Volcanic Ash May Affect the Climate More Significantly Than We Had Expected

Volcanic Ash May Affect the Climate More Significantly Than We Had Expected

When volcanoes erupt, these geological giants send up enormous clouds of ash and dust that can blacken the sky, halt air travel, and rise up to around 25 miles above the surface of the planet.

According to a recent study done by the University of Colorado Boulder, such volcanic ash may also have more of an impact on the planet’s climate than previously thought.

The most recent study, which was released in the journal Nature Communications, examined the Mount Kelut (or Kelud) eruption that occurred in 2014 on the Indonesian island of Java. The scientists learned that volcanic ash appears to be prone to loitering in the air for months or even longer following a significant eruption by using actual observations of this event and cutting-edge computer simulations.

“What we found for this eruption is that the volcanic ash can persist for a long time,” said Yunqian Zhu, lead author of the new study and a research scientist at the Laboratory for Atmospheric and Space Physics (LASP) at CU Boulder.

Lingering ash

The discovery was made by accident as members of the research team were flying an unmanned aircraft close to the site of the Mount Kelut eruption, which resulted in the evacuation of many residents of Java and the blanketing of the island in ash. While doing so, the aircraft discovered something that wasn’t supposed to be there.

“They saw some large particles floating around in the atmosphere a month after the eruption,” Zhu said. “It looked like ash.”

She stated that it has long been known by scientists that volcanic eruptions can have a negative impact on the climate of the globe. Large quantities of sulfur-rich particles are launched into the Earth’s atmosphere during these outbursts, where they can prevent sunlight from reaching the ground.

Researchers have assumed that ash is similar to volcanic glass. But what we’ve found is that these floating ones have a density that’s more like pumice.

Yunqian Zhu

However, scientists haven’t really considered how much ash might contribute to that cooling effect. Scientists hypothesized that because these rocky fragments are so heavy, they most likely fall out of volcanic clouds shortly after an eruption.

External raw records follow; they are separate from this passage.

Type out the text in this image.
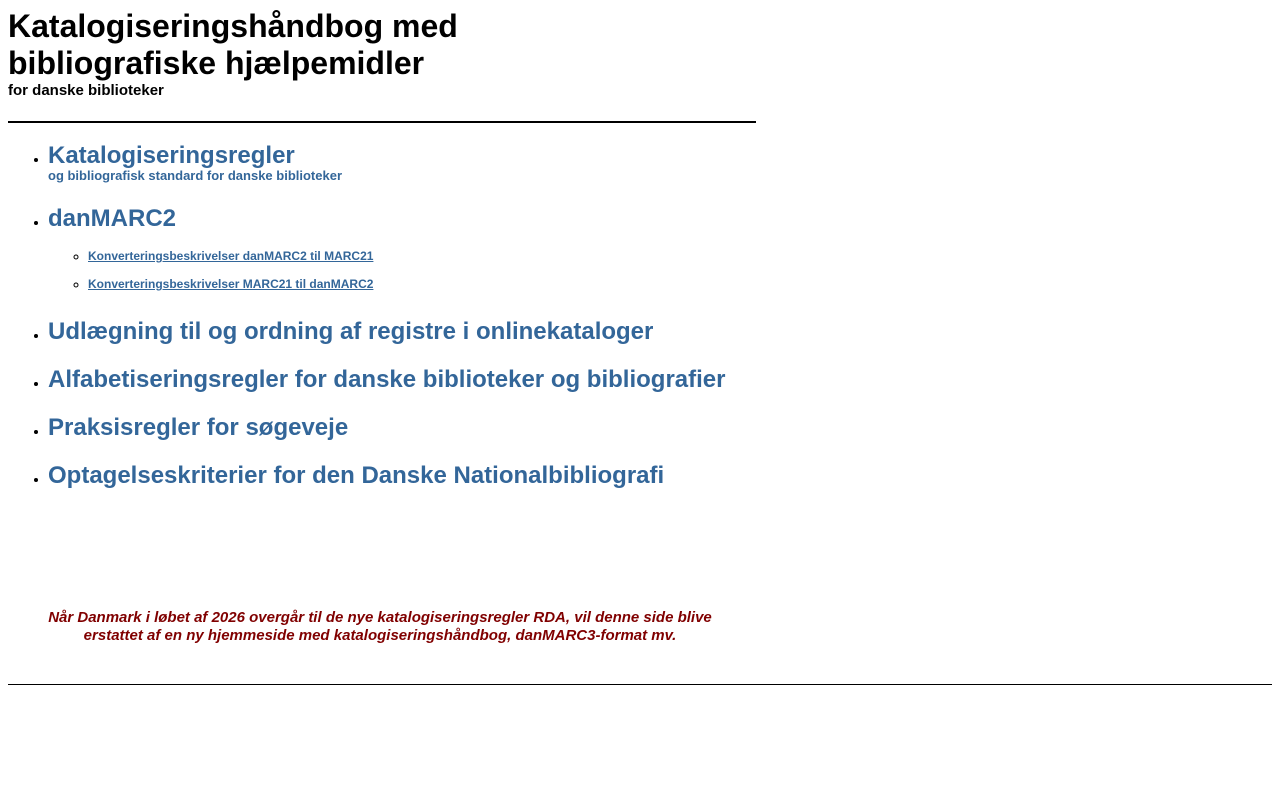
Katalogiseringshåndbog med
bibliografiske hjælpemidler

for danske biblioteker

• Katalogiseringsregler
og bibliografisk standard for danske biblioteker
• danMARC2
◦ Konverteringsbeskrivelser danMARC2 til MARC21
◦ Konverteringsbeskrivelser MARC21 til danMARC2
• Udlægning til og ordning af registre i onlinekataloger
• Alfabetiseringsregler for danske biblioteker og bibliografier
• Praksisregler for søgeveje
• Optagelseskriterier for den Danske Nationalbibliografi

Når Danmark i løbet af 2026 overgår til de nye katalogiseringsregler RDA, vil denne side blive
erstattet af en ny hjemmeside med katalogiseringshåndbog, danMARC3-format mv.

Zhu’s team was curious as to why Kelut’s situation was different. The scientists found that the volcano’s plume appeared to be teeming with small and lightweight ash particles, presumably capable of floating in the air for extended periods of time, much like dandelion fluff, based on aircraft and satellite images of the developing tragedy.

“Researchers have assumed that ash is similar to volcanic glass,” Zhu said. “But what we’ve found is that these floating ones have a density that’s more like pumice.”

Disappearing molecules

Additionally, these pumice-like particles appear to change the chemistry of the entire volcanic plume, according to study co-author Brian Toon.

Toon, a professor at the University of Colorado Boulder’s LASP and Department of Atmospheric and Oceanic Sciences, explained that erupting volcanoes spew out a lot of sulfur dioxide.

Many scientists previously believed that those molecules engaged in a series of chemical reactions that, in theory, may take weeks to complete before they converted into sulfuric acid. However, observations of actual eruptions indicate that it occurs far more quickly than that.

“There has been a puzzle of why these reactions occur so fast,” Toon said.

He and his colleagues think they’ve discovered the answer: The sulfur dioxide molecules appear to adhere to the airborne ash particles. During the process, they might experience chemical reactions on the ash’s surface, potentially sucking in as much as 43% more sulfur dioxide from the atmosphere.

Ash, in other words, may hasten the transformation of volcanic gases in the atmosphere.

It’s unclear exactly what effect the ash clouds are having on the climate. After an eruption, lingering particles in the atmosphere may darken the planet and perhaps contribute to its cooling. Additionally, floating ash may blow all the way to the planet’s poles from locations like Kelut. There, it might initiate chemical processes that harm the planet’s vital ozone layer.

But the researchers say that one thing is clear: It might be time to pay much more attention to all that ash and its actual effect on the climate of Earth when a volcano erupts.

“I think we’ve discovered something important here,” Toon said. “It’s subtle, but it could make a big difference.”